Thanks @darioAnongba, I totally agree with all your points. We would love for the proto file to be the interface, however the Rust library does a bit more magic than a proto generator will generate for us: the E2E verification requires the protobuf payload for the grpc call to be signed with the client certificate.

This is implemented as a client-side middleware in as the AuthLayer and AuthService structs in service.rs. This will basically do four things:

1. Take the serialized payload and copy it into a buffer
2. Load the private key matching the user certificate from the in-memory copy
3. Sign the payload, and add the signature and a nonce to the HTTP2 headers
4. Forward the cached payload to the node

This is used on node to:

1. Copy the serialized payload before deserializing it and the associated signature and nonce
2. Store these into the signer context (the signer independently verifies the authenticity of the grpc call, and matches it up with the observed channel changes, rejecting any change it can't find a justification for)
3. Attach the signer context to any signer request that comes through the plugin on its way to the signers
4. Removes the call from the context once the call returns

If we want to generate the bindings out of the proto file we'll have to reimplement this middleware (and any that we may add in the future) for each language. If we use the Rust core, we need a way to pass the call to it, which is where the FFI comes in, and the distinction between narrow interface (only map call and then write adaptors in each language) and wide interface (generate native methods that individually are mapped through the FFI to the Rust core).

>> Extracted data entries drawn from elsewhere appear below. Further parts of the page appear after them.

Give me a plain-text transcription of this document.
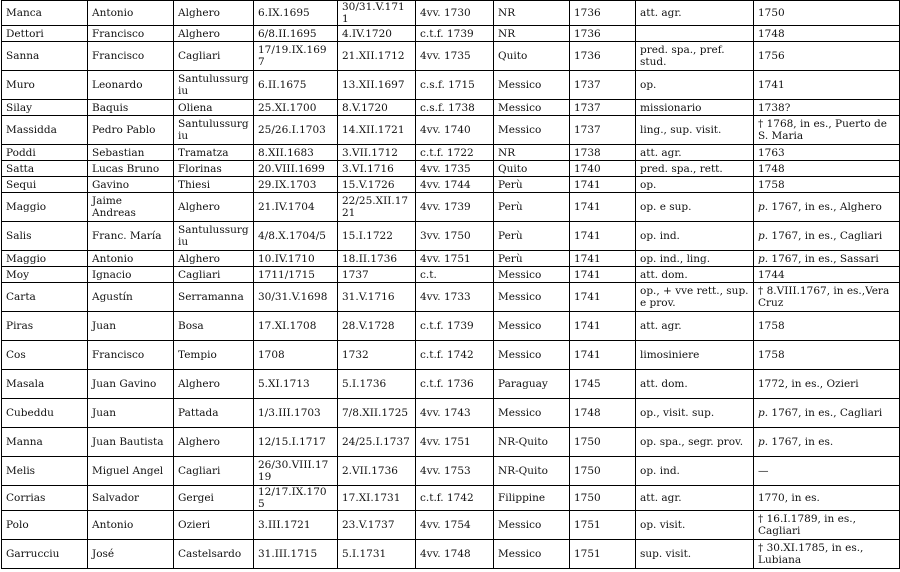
Manca	Antonio	Alghero	6.IX.1695	30/31.V.1711	4vv. 1730	NR	1736	att. agr.	1750
Dettori	Francisco	Alghero	6/8.II.1695	4.IV.1720	c.t.f. 1739	NR	1736		1748
Sanna	Francisco	Cagliari	17/19.IX.1697	21.XII.1712	4vv. 1735	Quito	1736	pred. spa., pref. stud.	1756
Muro	Leonardo	Santulussurgiu	6.II.1675	13.XII.1697	c.s.f. 1715	Messico	1737	op.	1741
Silay	Baquis	Oliena	25.XI.1700	8.V.1720	c.s.f. 1738	Messico	1737	missionario	1738?
Massidda	Pedro Pablo	Santulussurgiu	25/26.I.1703	14.XII.1721	4vv. 1740	Messico	1737	ling., sup. visit.	† 1768, in es., Puerto de S. Maria
Poddi	Sebastian	Tramatza	8.XII.1683	3.VII.1712	c.t.f. 1722	NR	1738	att. agr.	1763
Satta	Lucas Bruno	Florinas	20.VIII.1699	3.VI.1716	4vv. 1735	Quito	1740	pred. spa., rett.	1748
Sequi	Gavino	Thiesi	29.IX.1703	15.V.1726	4vv. 1744	Perù	1741	op.	1758
Maggio	Jaime Andreas	Alghero	21.IV.1704	22/25.XII.1721	4vv. 1739	Perù	1741	op. e sup.	p. 1767, in es., Alghero
Salis	Franc. María	Santulussurgiu	4/8.X.1704/5	15.I.1722	3vv. 1750	Perù	1741	op. ind.	p. 1767, in es., Cagliari
Maggio	Antonio	Alghero	10.IV.1710	18.II.1736	4vv. 1751	Perù	1741	op. ind., ling.	p. 1767, in es., Sassari
Moy	Ignacio	Cagliari	1711/1715	1737	c.t.	Messico	1741	att. dom.	1744
Carta	Agustín	Serramanna	30/31.V.1698	31.V.1716	4vv. 1733	Messico	1741	op., + vve rett., sup. e prov.	† 8.VIII.1767, in es.,Vera Cruz
Piras	Juan	Bosa	17.XI.1708	28.V.1728	c.t.f. 1739	Messico	1741	att. agr.	1758
Cos	Francisco	Tempio	1708	1732	c.t.f. 1742	Messico	1741	limosiniere	1758
Masala	Juan Gavino	Alghero	5.XI.1713	5.I.1736	c.t.f. 1736	Paraguay	1745	att. dom.	1772, in es., Ozieri
Cubeddu	Juan	Pattada	1/3.III.1703	7/8.XII.1725	4vv. 1743	Messico	1748	op., visit. sup.	p. 1767, in es., Cagliari
Manna	Juan Bautista	Alghero	12/15.I.1717	24/25.I.1737	4vv. 1751	NR-Quito	1750	op. spa., segr. prov.	p. 1767, in es.
Melis	Miguel Angel	Cagliari	26/30.VIII.1719	2.VII.1736	4vv. 1753	NR-Quito	1750	op. ind.	—
Corrias	Salvador	Gergei	12/17.IX.1705	17.XI.1731	c.t.f. 1742	Filippine	1750	att. agr.	1770, in es.
Polo	Antonio	Ozieri	3.III.1721	23.V.1737	4vv. 1754	Messico	1751	op. visit.	† 16.I.1789, in es., Cagliari
Garrucciu	José	Castelsardo	31.III.1715	5.I.1731	4vv. 1748	Messico	1751	sup. visit.	† 30.XI.1785, in es., Lubiana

So as far as I can see the options we have are the following:

• Generate from proto + reimplement the middleware for each language (requires work in each language)
• Use uniffi to describe an FFI interface, and then we have one more choice:
  • Generate a narrow interface (only call) and then write adaptors (requires maintaining each language's adaptors)
  • Generate a wide interface (map each method) and then write a generator that generates the WebIDL file from the proto file (we have to maintain a generator, but at least that's for all languages, and we don't have to touch the bindings afterwards)

I think that last option is likely the best option. Also keep in mind that the signer also needs to be controlled from the host language, and for that we'd need an FFI interface anyway, because that one we definitely don't want to re-implement multiple times.

[darioAnongba]

Thanks for the complete answer. I understand better now. I seems that the last option is indeed a good one. I'll let you close this issue then and I'll wait for the bindings, I am using Rust at the moment so don't need Go anymore.